Australian businesses are expected to spend upwards of $7.3 billion on incident management according to Gartner senior director analyst, Richard Addiscott.

Addiscott said Australian companies will see the spend put towards "information security and risk management in 2024."
He added this sizeable spending is “an increase of 11.5 percent from 2023”.
The findings follow the release of Gartner's latest forecast, which also found cloud security spend will also see the largest growth with an increase of 26.9 percent expected in 2024.
"Recent highly publicised cyberattacks in Australia, coupled with increasing regulatory obligations, are keeping security and risk top of mind for Australian organisations this year," Addiscott said.

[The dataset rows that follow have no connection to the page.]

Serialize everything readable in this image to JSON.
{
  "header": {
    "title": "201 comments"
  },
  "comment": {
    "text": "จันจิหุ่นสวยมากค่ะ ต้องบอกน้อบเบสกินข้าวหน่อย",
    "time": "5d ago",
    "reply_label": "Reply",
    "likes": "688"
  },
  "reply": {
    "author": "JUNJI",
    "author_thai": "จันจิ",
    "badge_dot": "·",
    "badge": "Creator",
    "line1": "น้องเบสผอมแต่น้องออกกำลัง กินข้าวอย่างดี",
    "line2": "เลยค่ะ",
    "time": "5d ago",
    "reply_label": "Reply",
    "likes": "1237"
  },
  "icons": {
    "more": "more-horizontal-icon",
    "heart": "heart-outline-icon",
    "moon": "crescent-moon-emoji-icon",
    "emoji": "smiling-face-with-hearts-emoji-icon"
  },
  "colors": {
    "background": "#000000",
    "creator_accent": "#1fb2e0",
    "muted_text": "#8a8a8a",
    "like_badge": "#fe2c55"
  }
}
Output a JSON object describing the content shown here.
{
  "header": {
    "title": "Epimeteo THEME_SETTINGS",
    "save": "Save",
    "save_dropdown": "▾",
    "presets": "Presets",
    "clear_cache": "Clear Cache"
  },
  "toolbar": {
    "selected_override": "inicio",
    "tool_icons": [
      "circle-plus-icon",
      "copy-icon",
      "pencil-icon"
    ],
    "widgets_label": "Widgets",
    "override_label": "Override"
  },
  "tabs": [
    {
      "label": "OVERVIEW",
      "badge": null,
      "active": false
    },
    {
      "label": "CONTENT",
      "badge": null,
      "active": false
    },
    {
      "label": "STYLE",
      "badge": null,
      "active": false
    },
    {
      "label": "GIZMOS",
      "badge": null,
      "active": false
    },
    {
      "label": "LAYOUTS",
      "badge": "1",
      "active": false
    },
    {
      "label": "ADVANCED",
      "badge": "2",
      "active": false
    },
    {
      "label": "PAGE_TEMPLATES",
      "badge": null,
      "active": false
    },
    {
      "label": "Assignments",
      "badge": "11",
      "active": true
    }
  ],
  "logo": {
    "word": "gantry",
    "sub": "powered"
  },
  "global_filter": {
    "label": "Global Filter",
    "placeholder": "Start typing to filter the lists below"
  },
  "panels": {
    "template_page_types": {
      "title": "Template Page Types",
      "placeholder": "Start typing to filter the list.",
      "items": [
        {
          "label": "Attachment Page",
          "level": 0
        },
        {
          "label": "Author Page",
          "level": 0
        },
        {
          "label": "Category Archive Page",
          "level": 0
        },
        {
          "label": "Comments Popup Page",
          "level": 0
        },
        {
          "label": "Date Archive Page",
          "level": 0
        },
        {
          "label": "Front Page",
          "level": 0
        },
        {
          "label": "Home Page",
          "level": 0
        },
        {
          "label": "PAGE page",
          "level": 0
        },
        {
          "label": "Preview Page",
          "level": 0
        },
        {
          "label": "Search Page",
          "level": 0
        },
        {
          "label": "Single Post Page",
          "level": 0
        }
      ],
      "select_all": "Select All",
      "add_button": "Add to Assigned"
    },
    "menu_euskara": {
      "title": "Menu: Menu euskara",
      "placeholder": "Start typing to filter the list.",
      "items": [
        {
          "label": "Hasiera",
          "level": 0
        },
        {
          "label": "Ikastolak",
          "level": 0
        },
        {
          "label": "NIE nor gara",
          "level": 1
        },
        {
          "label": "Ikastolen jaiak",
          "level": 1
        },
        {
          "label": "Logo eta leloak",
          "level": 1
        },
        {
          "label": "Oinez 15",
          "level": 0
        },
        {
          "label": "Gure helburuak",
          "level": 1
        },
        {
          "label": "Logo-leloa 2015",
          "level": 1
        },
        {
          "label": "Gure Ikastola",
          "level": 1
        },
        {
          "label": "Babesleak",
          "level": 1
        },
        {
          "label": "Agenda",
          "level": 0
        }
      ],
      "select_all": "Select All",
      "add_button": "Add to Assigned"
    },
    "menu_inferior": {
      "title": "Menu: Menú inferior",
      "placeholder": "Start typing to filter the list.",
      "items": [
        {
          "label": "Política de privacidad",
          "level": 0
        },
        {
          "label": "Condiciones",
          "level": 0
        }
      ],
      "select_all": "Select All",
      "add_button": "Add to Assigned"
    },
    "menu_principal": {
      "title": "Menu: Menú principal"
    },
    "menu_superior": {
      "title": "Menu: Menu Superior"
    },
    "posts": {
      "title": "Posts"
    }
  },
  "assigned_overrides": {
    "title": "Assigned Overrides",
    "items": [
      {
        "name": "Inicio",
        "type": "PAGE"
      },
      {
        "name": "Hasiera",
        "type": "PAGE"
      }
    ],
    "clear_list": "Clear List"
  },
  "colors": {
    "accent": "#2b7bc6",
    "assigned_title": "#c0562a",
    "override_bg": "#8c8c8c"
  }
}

He added the additional pressures coming from the "tidal wave of new generative AI-enabled technologies."
Addiscott said these incidents have negatively impacted organisations, making them “worried about a potential fallout”.
“Industry regulators are increasingly pushing for improved competence,” Addiscott said.
Gartner’s annual global survey which featured over 2400 CIOs and technology executives, including 87 from Australia and New Zealand, stated that 87 percent of ANZ respondents will receive their “largest increase in technology investments in 2024”.
This is a 25 percent increase from the previous year, according to the global survey.
Gartner said, “security services, including consulting, hardware support implementation and outsourcing information”, remained the country's top end-user spending category.
This follows a forecast set to reach approximately 4.3 million Australian dollars dedicated towards the security services sector throughout 2024.
According to Gartner this “reflects the increasingly important role security service providers play in helping” Australian organisations, “navigate emerging cybersecurity challenges”.
Gartner identified these cybersecurity challenges in 10 segments with areas, “cloud security, data privacy and other information security software”, seeing the largest growth in spending as of 2024.
Gartner’s report noted “increasing investments in generative AI” which connected to the “swift and continual evolution of generative AI”, calling for preparation from security and risk leaders in Australia.
Gartner said generative AI will "introduce new attack surfaces that need protecting and require changes to application and data security practices and user monitoring.”
This follows Gartner’s predictions for 2025 professing that GenAI will cause a spike in the cybersecurity resources” required to secure risks posed by AI.
“Spending on AI will primarily be incorporated into enterprises through existing IT spending in the long term," according to Gartner.
Addiscott added, “It’s reasonable to suggest we’ll see similar patterns when it comes to security and risk management spending as security capabilities continue to evolve”.